As I mentioned in my review of They Live (1988), Invasion of the Body Snatchers is the rare movie that remains completely apolitical itself but opens itself up to a myriad of political readings. It is perfectly possible to read the film as a warning about the imminent danger of communist infiltration or the similarly menacing threat of McCarthyite Red Scares. Yet this makes no sense, even in the historical context of the film. The Army McCarthy hearings that torpedoed the senator’s legitimacy were in 1954, two years before Invasion of the Body Snatchers. Hell, the fear of communist subversion was largely fading from the minds of most Americans even before that. That is not to say that Americans of the mid-1950s were less afraid, they did have a little thing called nuclear holocaust to keep them up at night.

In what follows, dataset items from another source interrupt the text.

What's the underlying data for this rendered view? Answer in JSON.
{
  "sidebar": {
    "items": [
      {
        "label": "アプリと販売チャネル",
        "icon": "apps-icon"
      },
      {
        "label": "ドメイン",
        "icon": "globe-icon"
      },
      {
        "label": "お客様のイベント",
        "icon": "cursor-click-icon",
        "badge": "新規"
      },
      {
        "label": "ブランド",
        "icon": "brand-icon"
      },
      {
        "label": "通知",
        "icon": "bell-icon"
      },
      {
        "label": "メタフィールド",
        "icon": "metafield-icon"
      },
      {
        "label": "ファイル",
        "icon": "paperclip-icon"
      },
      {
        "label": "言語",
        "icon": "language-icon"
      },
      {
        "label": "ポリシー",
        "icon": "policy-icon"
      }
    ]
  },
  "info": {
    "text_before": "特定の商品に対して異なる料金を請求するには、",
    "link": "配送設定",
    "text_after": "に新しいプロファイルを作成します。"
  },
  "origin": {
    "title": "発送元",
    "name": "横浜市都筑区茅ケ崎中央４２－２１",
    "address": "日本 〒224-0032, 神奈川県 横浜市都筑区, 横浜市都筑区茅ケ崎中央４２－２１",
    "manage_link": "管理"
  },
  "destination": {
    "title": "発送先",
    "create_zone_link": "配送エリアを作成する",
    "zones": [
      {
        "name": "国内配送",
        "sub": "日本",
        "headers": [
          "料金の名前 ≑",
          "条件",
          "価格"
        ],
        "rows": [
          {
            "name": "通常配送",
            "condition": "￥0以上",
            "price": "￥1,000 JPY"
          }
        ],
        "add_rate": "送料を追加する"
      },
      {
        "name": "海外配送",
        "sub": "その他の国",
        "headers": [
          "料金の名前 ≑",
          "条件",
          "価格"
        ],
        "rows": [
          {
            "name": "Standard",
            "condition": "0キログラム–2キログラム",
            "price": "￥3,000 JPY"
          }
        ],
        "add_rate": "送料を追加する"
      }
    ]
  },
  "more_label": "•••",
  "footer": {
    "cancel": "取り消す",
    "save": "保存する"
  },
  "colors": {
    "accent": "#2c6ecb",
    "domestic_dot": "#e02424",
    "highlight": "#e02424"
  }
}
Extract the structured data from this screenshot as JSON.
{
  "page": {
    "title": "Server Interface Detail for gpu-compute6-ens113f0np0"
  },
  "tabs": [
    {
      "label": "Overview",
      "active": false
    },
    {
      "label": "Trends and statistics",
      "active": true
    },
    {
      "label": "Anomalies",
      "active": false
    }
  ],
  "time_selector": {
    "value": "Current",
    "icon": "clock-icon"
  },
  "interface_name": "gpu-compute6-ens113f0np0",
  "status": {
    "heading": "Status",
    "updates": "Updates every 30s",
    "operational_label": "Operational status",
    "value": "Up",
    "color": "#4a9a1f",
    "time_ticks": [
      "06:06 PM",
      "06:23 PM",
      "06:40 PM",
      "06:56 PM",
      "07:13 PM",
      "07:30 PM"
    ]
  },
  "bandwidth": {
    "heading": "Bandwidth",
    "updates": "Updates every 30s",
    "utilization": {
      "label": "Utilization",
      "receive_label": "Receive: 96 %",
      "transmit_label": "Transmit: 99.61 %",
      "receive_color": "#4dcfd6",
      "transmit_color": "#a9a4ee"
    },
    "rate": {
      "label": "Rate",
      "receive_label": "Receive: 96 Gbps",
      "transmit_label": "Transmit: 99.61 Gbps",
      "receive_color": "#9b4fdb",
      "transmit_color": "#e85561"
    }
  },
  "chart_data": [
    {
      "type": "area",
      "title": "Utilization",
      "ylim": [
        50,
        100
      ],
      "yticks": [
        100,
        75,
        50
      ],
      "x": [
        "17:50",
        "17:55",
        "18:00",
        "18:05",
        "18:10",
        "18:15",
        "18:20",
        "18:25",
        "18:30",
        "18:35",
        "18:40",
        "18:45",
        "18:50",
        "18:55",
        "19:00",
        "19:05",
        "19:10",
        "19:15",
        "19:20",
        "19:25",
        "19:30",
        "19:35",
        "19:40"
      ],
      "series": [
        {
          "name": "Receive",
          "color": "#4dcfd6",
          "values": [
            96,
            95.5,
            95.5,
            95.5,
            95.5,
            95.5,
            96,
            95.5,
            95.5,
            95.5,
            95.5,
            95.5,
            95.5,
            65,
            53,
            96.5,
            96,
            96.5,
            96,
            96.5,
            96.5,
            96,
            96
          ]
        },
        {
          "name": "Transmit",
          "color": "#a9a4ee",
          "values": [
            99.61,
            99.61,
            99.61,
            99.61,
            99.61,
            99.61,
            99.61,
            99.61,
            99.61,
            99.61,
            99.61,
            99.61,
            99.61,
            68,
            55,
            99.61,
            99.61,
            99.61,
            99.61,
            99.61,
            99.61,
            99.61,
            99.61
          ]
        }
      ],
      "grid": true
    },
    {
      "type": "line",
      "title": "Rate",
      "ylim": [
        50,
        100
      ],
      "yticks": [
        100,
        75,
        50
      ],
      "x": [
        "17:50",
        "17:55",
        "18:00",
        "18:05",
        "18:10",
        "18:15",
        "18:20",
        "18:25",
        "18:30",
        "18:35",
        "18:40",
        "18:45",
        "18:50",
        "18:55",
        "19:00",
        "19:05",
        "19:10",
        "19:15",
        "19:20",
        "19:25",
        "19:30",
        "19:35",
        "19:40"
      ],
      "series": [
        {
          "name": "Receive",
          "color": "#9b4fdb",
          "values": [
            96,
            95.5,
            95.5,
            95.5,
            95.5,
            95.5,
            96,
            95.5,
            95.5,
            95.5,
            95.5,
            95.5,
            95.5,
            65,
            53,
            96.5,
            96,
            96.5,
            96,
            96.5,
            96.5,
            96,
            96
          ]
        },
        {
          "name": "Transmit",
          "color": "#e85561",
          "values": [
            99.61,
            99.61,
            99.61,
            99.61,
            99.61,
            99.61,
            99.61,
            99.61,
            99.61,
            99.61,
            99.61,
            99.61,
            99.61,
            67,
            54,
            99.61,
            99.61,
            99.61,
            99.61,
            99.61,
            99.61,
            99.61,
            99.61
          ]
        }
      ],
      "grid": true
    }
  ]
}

Invasion of the Body Snatchers could still work as a parable for those times, but few at the time chose to see it that way. Indeed, most of the movie’s framing as a tale of cold war paranoia would come from later criticism that lumped it in with the earlier period, because it’s very rare to find a film historian who cares as much for history as he does for film. Invasion of the Body Snatchers works in this framework, not because of any authorial intention, but because it hits a fundamental truth. The pods work as communist agents and McCarthyite witch hunters but they could just as easily be religious fanatics or political terrorists. Indeed, the pods serve as a great stand-in for anything that takes human beings and tries to make them into something less than human, as all ideologies invariably seek to do. Invasion of the Body Snatchers, insofar as it could be said to have a message, has a very simple one: Individuals have some basic worth and anything that seeks to subvert that is monstrous, whatever its noble intentions may be.